Pensions - Articles - Latest pension funding update - JLT Employee Benefits


JLT Employee Benefits (JLT) has updated its monthly index, showing the funding position of all UK private sector defined benefit (DB) pension schemes under the standard accounting measure (IAS19) used in company reports and accounts.

 

 Charles Cowling, Director, JLT Employee Benefits, comments: “2016 has not started well for companies with DB pension schemes. A falling oil price, weakening pound and volatility in Chinese markets have all been factors in a difficult month for markets which has seen asset prices fall and pension deficits rise - albeit to lower levels than 12 months ago. 

 “More worrying for pension schemes, possibly, is the outlook for interest rates. The latest official inflation release from the Office for National Statistics highlighted that the CPI inflation index averaged 0% over 2015 as a whole – the weakest performance since records began in 1950. Against this backdrop, Mark Carney, the Governor of the Bank of England, has dismissed any prospect of an imminent rise in interest rates.

 “Last July, Mark Carney gave a speech in Lincoln at which he indicated that the next rise in interest rates would come into sharper relief around the turn of the year. However at a recent speech at Queen Mary University, Mark Carney said that now is not the time to raise interest rates, suggesting that since last summer progress has been insufficient to warrant a tightening of monetary policy – “The world is weaker and UK growth has slowed.

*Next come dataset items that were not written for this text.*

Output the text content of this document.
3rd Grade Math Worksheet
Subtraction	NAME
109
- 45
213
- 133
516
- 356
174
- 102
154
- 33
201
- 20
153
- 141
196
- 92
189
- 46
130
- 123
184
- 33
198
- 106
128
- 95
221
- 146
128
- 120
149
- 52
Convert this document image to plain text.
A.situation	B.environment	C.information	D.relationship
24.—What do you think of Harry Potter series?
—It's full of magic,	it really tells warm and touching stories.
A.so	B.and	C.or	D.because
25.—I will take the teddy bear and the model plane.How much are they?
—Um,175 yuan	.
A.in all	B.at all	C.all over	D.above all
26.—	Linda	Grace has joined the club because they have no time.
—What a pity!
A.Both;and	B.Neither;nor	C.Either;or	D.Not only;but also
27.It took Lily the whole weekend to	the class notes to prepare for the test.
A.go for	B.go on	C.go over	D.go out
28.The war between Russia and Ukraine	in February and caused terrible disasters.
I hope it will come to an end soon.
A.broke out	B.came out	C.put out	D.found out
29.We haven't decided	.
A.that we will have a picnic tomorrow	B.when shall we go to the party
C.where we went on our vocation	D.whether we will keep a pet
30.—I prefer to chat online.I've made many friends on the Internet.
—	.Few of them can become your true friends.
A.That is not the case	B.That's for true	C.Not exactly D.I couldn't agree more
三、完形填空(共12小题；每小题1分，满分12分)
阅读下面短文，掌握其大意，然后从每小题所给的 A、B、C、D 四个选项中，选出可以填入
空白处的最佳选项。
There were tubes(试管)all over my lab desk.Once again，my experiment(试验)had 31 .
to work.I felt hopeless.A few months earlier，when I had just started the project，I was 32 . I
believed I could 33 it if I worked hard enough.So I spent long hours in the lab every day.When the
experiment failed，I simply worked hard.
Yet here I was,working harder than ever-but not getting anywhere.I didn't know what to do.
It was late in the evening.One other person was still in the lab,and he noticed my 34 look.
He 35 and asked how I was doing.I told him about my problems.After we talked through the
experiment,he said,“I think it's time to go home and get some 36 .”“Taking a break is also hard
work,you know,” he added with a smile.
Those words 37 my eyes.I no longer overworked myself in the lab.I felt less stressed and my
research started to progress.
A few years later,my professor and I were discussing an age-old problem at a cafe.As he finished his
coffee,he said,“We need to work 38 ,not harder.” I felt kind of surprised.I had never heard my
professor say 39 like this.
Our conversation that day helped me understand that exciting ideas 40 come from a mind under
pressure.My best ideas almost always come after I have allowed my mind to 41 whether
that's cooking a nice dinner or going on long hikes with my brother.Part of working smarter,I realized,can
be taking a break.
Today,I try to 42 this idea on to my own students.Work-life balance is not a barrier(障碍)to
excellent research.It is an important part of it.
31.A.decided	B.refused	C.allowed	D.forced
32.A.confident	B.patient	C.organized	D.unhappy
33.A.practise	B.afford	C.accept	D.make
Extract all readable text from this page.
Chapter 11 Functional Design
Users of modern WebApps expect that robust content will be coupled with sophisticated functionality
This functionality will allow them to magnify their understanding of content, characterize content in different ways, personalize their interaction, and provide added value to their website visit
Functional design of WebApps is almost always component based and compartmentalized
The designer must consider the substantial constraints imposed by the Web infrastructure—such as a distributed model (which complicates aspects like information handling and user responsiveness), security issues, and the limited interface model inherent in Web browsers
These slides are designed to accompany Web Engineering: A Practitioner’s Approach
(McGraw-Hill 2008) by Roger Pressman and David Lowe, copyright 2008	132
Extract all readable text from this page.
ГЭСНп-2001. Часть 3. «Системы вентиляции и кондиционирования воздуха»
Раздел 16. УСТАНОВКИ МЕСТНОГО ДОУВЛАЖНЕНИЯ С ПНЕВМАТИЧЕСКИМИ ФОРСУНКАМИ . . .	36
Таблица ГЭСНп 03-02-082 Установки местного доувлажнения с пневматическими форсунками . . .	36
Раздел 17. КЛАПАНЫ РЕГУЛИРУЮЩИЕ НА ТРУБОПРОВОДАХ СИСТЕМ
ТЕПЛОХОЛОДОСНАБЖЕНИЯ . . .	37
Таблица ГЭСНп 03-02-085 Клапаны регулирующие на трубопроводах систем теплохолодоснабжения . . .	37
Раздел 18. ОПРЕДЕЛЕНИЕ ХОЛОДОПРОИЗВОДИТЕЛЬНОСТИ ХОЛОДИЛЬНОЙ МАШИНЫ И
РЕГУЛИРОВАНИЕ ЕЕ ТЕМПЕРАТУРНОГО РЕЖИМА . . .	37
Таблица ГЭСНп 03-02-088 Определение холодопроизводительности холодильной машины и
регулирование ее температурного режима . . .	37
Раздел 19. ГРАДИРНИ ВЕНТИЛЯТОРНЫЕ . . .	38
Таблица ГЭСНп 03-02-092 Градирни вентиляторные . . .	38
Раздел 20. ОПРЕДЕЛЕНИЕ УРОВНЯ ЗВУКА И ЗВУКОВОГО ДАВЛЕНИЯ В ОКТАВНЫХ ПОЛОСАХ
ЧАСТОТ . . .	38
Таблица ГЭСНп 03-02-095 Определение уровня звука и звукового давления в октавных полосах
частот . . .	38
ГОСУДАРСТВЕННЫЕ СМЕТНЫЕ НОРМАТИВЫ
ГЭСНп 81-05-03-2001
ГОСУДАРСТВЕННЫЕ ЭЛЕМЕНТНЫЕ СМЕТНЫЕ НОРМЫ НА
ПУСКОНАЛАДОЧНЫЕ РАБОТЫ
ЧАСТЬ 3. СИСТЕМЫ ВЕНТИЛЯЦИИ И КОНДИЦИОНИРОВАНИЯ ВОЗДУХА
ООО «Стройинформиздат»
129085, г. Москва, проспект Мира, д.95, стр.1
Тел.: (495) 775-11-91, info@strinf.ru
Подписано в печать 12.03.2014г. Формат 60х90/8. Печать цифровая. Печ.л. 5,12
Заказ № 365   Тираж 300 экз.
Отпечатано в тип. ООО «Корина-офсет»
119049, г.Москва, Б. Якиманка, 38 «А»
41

 “As a result of Mark Carney’s comments, market expectations for the next rise in interest rates have moved all the way out to the second half of 2017. For DB pension schemes this means there is going to be no imminent relief to the impact of record low interest rates on pension liabilities and pension deficits. Moreover, the prospect of an imminent Brexit vote could yet spook markets further. This pressure on deficits is also likely to see yet more increases in pension funding demanded by trustees.

 “Adding to these woes, 2016 will see the end of contracting-out and further tax changes to pensions, namely the reduction in the annual and lifetime allowances, with possibly even more dramatic change to come in the March Budget. These changes mean that even putting deficits and soaring costs aside, DB pension provision is looking less and less attractive in the private sector. We have already seen many large firms, from Tesco to United Utilities, close down or announce the closure of their DB pension schemes in 2015. It is no surprise therefore that we expect 2016 to be the year that, within the private sector at least, those last few companies still hanging on to their DB schemes will finally throw in the towel and switch over to Defined Contribution entirely for employee pension provision.”